Lo que me lleva a ese otro terreno complejo de la legitimación de la violencia. En algún oscuro recoveco del pasado debimos de aceptar como incontrovertible que las víctimas tenían, no ya el derecho de acabar con sus agresores, sino también el de decidir por voluntad propia quién lo es, antes de ajusticiarle con las armas propias. Eso es lo único que explica que un vicepresidente del Gobierno pueda reivindicar con orgullo la pertenencia de su padre a un grupo terrorista que casi truncó la Transición y ser tomado por miles de personas como un gran defensor de los derechos humanos. El mecanismo funciona perfectamente en nuestras cabezas binarias: el fascismo nos amenaza, ergo, cualquier acción contra él es necesaria. En el fondo es la lógica de la que se sirve Iglesias cuando desliza en el Parlamento que lo que pretende el PP es la insubordinación de las Fuerzas Armadas, o cuando le dice directamente a Espinosa de los Monteros que Vox anhela un golpe de Estado pero que no se atreve a llevarlo a cabo. El vicepresidente lleva tiempo tratando de sembrar en su electorado la certeza de que la derecha es fascista; así le resultará más fácil llamar a filas y a urnas a los defensores de la democracia. Lo triste es que lo único que le diferencia de quienes identifican a toda la izquierda con el comunismo bolivariano es que él está llevando más lejos sus acusaciones.

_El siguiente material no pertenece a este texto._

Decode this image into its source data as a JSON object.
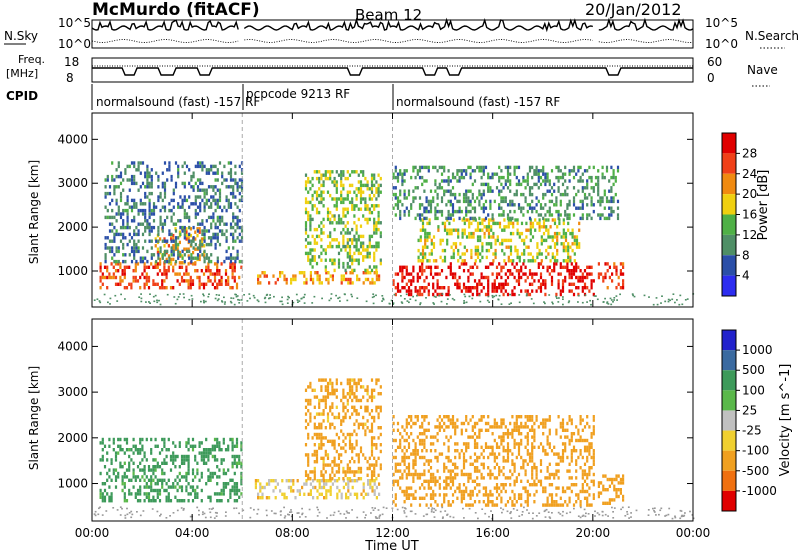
{
  "header": {
    "station": "McMurdo (fitACF)",
    "beam": "Beam 12",
    "date": "20/Jan/2012"
  },
  "noise_panel": {
    "left_label": "N.Sky",
    "left_ticks": [
      "10^5",
      "10^0"
    ],
    "right_ticks": [
      "10^5",
      "10^0"
    ],
    "right_label": "N.Search"
  },
  "freq_panel": {
    "left_label_1": "Freq.",
    "left_label_2": "[MHz]",
    "left_ticks": [
      "18",
      "8"
    ],
    "right_ticks": [
      "60",
      "0"
    ],
    "right_label": "Nave"
  },
  "cpid": {
    "label": "CPID",
    "segments": [
      {
        "text": "normalsound (fast) -157 RF",
        "start_hour": 0,
        "end_hour": 6
      },
      {
        "text": "pcpcode 9213 RF",
        "start_hour": 6,
        "end_hour": 12
      },
      {
        "text": "normalsound (fast) -157 RF",
        "start_hour": 12,
        "end_hour": 24
      }
    ]
  },
  "axes": {
    "ylabel": "Slant Range [km]",
    "xlabel": "Time UT",
    "yticks": [
      "1000",
      "2000",
      "3000",
      "4000"
    ],
    "xticks": [
      "00:00",
      "04:00",
      "08:00",
      "12:00",
      "16:00",
      "20:00",
      "00:00"
    ]
  },
  "power_scale": {
    "label": "Power [dB]",
    "ticks": [
      "4",
      "8",
      "12",
      "16",
      "20",
      "24",
      "28"
    ],
    "colors": [
      "#2d2df0",
      "#2b4fa8",
      "#4f8f66",
      "#4fb046",
      "#f0d010",
      "#f08a10",
      "#f04018",
      "#e00000"
    ]
  },
  "velocity_scale": {
    "label": "Velocity [m s^-1]",
    "ticks": [
      "1000",
      "500",
      "100",
      "25",
      "-25",
      "-100",
      "-500",
      "-1000"
    ],
    "colors": [
      "#2222cc",
      "#3a6aa0",
      "#3d9a5a",
      "#5ab84a",
      "#c0c0c0",
      "#f0d030",
      "#f0a020",
      "#f07010",
      "#e00000"
    ]
  },
  "chart_data": {
    "type": "heatmap",
    "title": "McMurdo (fitACF)",
    "xlabel": "Time UT",
    "ylabel": "Slant Range [km]",
    "xlim": [
      0,
      24
    ],
    "ylim": [
      180,
      4600
    ],
    "power_clim": [
      0,
      30
    ],
    "velocity_clim": [
      -1000,
      1000
    ],
    "power_regions": [
      {
        "t0": 0.3,
        "t1": 6.0,
        "r0": 600,
        "r1": 1200,
        "value": 24
      },
      {
        "t0": 2.5,
        "t1": 4.5,
        "r0": 1200,
        "r1": 2000,
        "value": 20
      },
      {
        "t0": 6.5,
        "t1": 11.5,
        "r0": 700,
        "r1": 1000,
        "value": 20
      },
      {
        "t0": 8.5,
        "t1": 11.5,
        "r0": 1000,
        "r1": 3300,
        "value": 14
      },
      {
        "t0": 12.0,
        "t1": 20.0,
        "r0": 500,
        "r1": 1200,
        "value": 28
      },
      {
        "t0": 13.0,
        "t1": 19.5,
        "r0": 1200,
        "r1": 2200,
        "value": 16
      },
      {
        "t0": 20.2,
        "t1": 21.2,
        "r0": 600,
        "r1": 1200,
        "value": 26
      },
      {
        "t0": 0.5,
        "t1": 6.0,
        "r0": 1200,
        "r1": 3500,
        "value": 8
      },
      {
        "t0": 12.0,
        "t1": 21.0,
        "r0": 2200,
        "r1": 3400,
        "value": 10
      }
    ],
    "velocity_regions": [
      {
        "t0": 0.3,
        "t1": 6.0,
        "r0": 600,
        "r1": 2000,
        "value": 150
      },
      {
        "t0": 6.5,
        "t1": 11.5,
        "r0": 700,
        "r1": 1100,
        "value": -50
      },
      {
        "t0": 8.5,
        "t1": 11.5,
        "r0": 1100,
        "r1": 3300,
        "value": -150
      },
      {
        "t0": 12.0,
        "t1": 20.0,
        "r0": 500,
        "r1": 2500,
        "value": -300
      },
      {
        "t0": 20.2,
        "t1": 21.2,
        "r0": 600,
        "r1": 1200,
        "value": -200
      }
    ]
  }
}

A comienzos de la semana pasada uno se lamentaba de que en mitad de una pandemia las sesiones de control al Gobierno tuviesen que centrarse en los excesos intolerables de un ministro del Interior con ínfulas de sátrapa. Simplemente, todavía era relativamente sencillo preguntarse dónde había quedado ese "espíritu de concordia" que nos quiso vender Sánchez hace dos meses. Ahora, sin embargo, resulta hasta grotesco pensar en ello. Por no, haber ya no hay ni un control responsable al Gobierno, cuando resuenan los ataques matoniles y las reminiscencias de lo peor de nuestra historia. En estas circunstancias, se desliza por la imaginación la posibilidad de que algunos políticos estén deseando que la plaza se llene de sangre para poder comentar la faena desde la comodidad de sus butacas. Y lo peor es pensar que después, posiblemente, se llenarían la boca con las palabras del poeta y gritarían al cielo que no quieren verla.